Patrick Cleandenim- Baby Comes Home

From only the album sleeve, the track names and his made up (surely) surname, the 22 year old art student from Kansas, home to small time respectable bands The Decemberists and the Anniversary provokes within, an odd mystery surrounding this debut release. Yet unfortunately for the artist, regardless of the initial hype, you never really feel let in on the big secret.

Patrick Cleandenim's Baby Comes Home is a sassy, finger clicking debut, ignoring conventional genre type and covering a wide range of musical preferences. The albums appeal ranges from back street jazz café to centre stage theatrical performance style atmosphere. But, is it all a little bit too much? "Rocket to the moon" is the albums highlight track, creating a dancing in the rain, swing style little number. Unfortunately, no other track on the album can meet it, nor is rocket to the moon anything exceptional and after three or four tracks, it becomes evident that perhaps the studious Cleandenim is taking everything a little bit too seriously.
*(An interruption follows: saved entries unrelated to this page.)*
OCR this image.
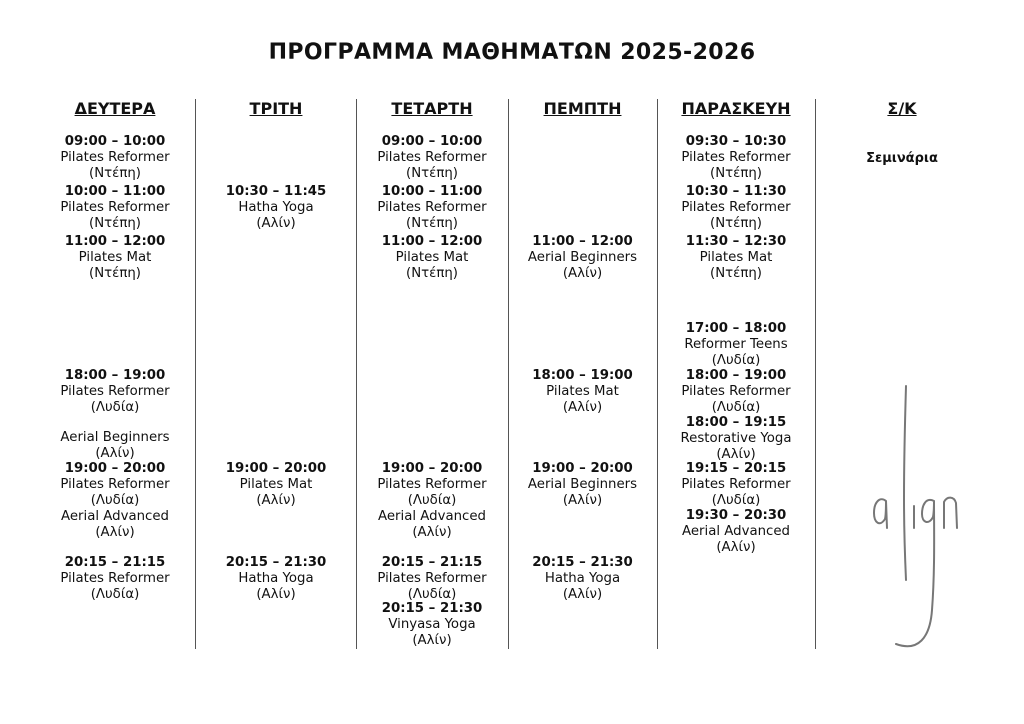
ΠΡΟΓΡΑΜΜΑ ΜΑΘΗΜΑΤΩΝ 2025-2026
ΔΕΥΤΕΡΑ
09:00 – 10:00
Pilates Reformer
(Ντέπη)
10:00 – 11:00
Pilates Reformer
(Ντέπη)
11:00 – 12:00
Pilates Mat
(Ντέπη)
18:00 – 19:00
Pilates Reformer
(Λυδία)
Aerial Beginners
(Αλίν)
19:00 – 20:00
Pilates Reformer
(Λυδία)
Aerial Advanced
(Αλίν)
20:15 – 21:15
Pilates Reformer
(Λυδία)
ΤΡΙΤΗ
10:30 – 11:45
Hatha Yoga
(Αλίν)
19:00 – 20:00
Pilates Mat
(Αλίν)
20:15 – 21:30
Hatha Yoga
(Αλίν)
ΤΕΤΑΡΤΗ
09:00 – 10:00
Pilates Reformer
(Ντέπη)
10:00 – 11:00
Pilates Reformer
(Ντέπη)
11:00 – 12:00
Pilates Mat
(Ντέπη)
19:00 – 20:00
Pilates Reformer
(Λυδία)
Aerial Advanced
(Αλίν)
20:15 – 21:15
Pilates Reformer
(Λυδία)
20:15 – 21:30
Vinyasa Yoga
(Αλίν)
ΠΕΜΠΤΗ
11:00 – 12:00
Aerial Beginners
(Αλίν)
18:00 – 19:00
Pilates Mat
(Αλίν)
19:00 – 20:00
Aerial Beginners
(Αλίν)
20:15 – 21:30
Hatha Yoga
(Αλίν)
ΠΑΡΑΣΚΕΥΗ
09:30 – 10:30
Pilates Reformer
(Ντέπη)
10:30 – 11:30
Pilates Reformer
(Ντέπη)
11:30 – 12:30
Pilates Mat
(Ντέπη)
17:00 – 18:00
Reformer Teens
(Λυδία)
18:00 – 19:00
Pilates Reformer
(Λυδία)
18:00 – 19:15
Restorative Yoga
(Αλίν)
19:15 – 20:15
Pilates Reformer
(Λυδία)
19:30 – 20:30
Aerial Advanced
(Αλίν)
Σ/Κ
Σεμινάρια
The title track Baby Comes Home opens up the album with a long intro and a significantly longer outro, all well and good. Yet from here onwards, the apparent winning formula of "suspense" becomes a regular occurrence and regrettably rather tedious. Its almost as though you aren't invited to fall in love with the album, become engrossed within the tracks or find the personality of the perceptible pompous art student endearing. You are merely expected or asked to enjoy the album, which I did to an extent.

It isn't terrible and instead I found after a few listens, Baby Comes Home is a refreshing contrast to the indie rock material pumped out of every region. The songs by no means reflect his young age and show a glimpse of the maturity that this young man serves. The lyrics aren't all that fantastic and at times, like the openings, become a little repetitive. The final product could have done without quite so much echo and reverb on both the vocals of Patrick Cleandenim and, shockingly his backing singers- a real downside to the album. No doubt, live performances are much more effective as this is truly an authentic theatre resembling debut. Not bad, but not to rush for, and if in need of an escape from commercial material, this wouldn't be my top choice.